On December 4, 2024, an altercation broke out between young men affiliated with the Lebanese Forces and Jnud al-Rab over a traffic dispute. During the course of the altercation, one of the young men affiliated with the Lebanese Forces drew a firearm. Members of Jnud al-Rab were able to disarm the member of the Lebanese Forces, confiscating the weapon and giving him a severe beating. Later in the day, a group of representatives from the Lebanese Forces arrived at the Jnud al-Rab headquarters and demanded that the confiscated gun be returned to them. At some point during this second altercation, both sides began exchanging heavy gunfire. Roland Al-Murr, the Lebanese Forces official in the Karantina area and owner of one of Beirut's main driving schools, was shot and killed in the crossfire. Media outlets have stated that al-Murr was acting as a neutral mediator, drawing upon his experience operating a driving school, in order to defuse the situation and was simply caught in the crossfire of the exchange between members of Jnud al-Rab and Lebanese Forces.

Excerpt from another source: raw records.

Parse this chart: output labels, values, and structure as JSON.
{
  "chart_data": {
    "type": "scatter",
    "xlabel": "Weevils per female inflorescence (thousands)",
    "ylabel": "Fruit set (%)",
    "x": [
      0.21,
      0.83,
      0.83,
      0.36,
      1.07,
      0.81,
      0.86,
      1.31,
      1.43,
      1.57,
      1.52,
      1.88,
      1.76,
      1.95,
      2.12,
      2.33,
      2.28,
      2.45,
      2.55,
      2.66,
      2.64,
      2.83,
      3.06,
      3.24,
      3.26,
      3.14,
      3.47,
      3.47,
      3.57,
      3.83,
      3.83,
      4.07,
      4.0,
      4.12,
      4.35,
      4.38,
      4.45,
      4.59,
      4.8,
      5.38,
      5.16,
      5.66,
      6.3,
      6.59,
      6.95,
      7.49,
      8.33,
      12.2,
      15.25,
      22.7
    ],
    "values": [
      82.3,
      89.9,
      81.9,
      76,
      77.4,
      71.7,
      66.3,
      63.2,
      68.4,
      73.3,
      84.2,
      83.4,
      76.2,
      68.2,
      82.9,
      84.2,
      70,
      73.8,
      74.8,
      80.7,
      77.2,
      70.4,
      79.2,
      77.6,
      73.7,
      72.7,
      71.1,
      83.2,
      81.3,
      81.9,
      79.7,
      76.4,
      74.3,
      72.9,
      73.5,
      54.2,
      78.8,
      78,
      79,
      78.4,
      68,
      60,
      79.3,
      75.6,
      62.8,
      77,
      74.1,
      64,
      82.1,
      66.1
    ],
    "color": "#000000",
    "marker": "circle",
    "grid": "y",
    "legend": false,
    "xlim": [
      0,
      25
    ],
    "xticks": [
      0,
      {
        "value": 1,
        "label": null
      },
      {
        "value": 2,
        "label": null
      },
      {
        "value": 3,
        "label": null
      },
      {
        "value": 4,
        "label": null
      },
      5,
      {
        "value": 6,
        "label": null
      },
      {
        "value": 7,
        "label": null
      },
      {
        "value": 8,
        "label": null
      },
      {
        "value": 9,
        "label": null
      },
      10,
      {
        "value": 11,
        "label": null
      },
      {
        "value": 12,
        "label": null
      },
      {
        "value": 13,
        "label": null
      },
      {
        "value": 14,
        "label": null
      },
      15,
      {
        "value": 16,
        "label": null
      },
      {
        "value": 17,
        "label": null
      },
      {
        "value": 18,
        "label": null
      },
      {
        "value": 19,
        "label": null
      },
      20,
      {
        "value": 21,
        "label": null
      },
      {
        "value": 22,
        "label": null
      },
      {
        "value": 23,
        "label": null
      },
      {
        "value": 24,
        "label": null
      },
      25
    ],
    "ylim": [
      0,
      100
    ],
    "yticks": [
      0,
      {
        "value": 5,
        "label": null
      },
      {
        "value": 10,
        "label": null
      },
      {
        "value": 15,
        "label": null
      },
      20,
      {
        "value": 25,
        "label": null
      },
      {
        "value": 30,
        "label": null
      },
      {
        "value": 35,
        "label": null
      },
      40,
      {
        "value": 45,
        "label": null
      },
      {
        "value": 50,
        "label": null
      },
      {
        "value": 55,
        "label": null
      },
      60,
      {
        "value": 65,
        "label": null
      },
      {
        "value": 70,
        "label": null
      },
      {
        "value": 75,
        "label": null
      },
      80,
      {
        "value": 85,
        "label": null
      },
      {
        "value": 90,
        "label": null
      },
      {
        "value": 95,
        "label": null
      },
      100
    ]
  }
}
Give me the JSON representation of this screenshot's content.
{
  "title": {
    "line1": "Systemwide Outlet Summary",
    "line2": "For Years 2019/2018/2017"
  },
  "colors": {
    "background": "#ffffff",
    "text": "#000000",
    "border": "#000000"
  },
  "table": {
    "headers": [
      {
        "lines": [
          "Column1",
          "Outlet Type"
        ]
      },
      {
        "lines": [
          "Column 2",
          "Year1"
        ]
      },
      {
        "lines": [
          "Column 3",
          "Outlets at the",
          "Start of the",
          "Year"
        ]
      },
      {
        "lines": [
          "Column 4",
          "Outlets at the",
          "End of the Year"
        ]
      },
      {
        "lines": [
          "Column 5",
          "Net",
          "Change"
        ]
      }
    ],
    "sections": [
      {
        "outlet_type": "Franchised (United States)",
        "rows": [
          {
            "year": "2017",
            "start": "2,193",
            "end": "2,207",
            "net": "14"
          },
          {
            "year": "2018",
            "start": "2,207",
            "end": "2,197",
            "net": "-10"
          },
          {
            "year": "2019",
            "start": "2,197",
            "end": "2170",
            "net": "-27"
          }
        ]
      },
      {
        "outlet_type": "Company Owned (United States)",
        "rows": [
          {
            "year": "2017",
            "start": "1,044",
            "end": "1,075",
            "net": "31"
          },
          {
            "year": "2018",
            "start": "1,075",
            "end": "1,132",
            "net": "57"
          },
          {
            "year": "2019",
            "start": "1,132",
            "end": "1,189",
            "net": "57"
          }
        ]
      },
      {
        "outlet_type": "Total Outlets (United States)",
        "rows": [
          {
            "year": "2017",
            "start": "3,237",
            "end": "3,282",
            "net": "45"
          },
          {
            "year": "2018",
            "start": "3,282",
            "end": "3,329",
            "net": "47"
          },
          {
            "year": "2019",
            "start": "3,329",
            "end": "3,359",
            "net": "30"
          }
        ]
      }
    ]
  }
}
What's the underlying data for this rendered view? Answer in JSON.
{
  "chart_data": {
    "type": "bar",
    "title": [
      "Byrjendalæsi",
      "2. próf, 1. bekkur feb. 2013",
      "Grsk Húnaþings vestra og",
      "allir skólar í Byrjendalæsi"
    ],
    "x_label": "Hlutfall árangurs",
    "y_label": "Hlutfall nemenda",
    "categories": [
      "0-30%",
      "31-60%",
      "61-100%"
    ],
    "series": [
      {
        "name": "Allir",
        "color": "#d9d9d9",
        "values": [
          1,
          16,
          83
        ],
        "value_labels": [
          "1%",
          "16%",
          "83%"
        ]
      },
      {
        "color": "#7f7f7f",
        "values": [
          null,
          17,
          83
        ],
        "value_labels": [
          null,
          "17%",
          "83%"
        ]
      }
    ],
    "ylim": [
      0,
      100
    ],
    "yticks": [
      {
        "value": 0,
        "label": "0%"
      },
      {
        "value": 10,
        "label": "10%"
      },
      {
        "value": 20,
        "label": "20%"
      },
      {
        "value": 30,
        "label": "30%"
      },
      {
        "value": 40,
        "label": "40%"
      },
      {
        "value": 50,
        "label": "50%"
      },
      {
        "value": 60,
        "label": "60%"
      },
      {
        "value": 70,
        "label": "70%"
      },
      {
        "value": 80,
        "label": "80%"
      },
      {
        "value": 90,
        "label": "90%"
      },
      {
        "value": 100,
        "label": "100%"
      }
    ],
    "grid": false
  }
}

Following the death of al-Murr, Lebanese Forces former presidential candidate Samir Geagea has called on the central government to disarm and disband Jnud al-Rab. The Lebanese police have yet to make any arrests in the case, although media reports have claimed that the names of those involved in the incident are known, and police have encouraged those involved to turn themselves in to authorities.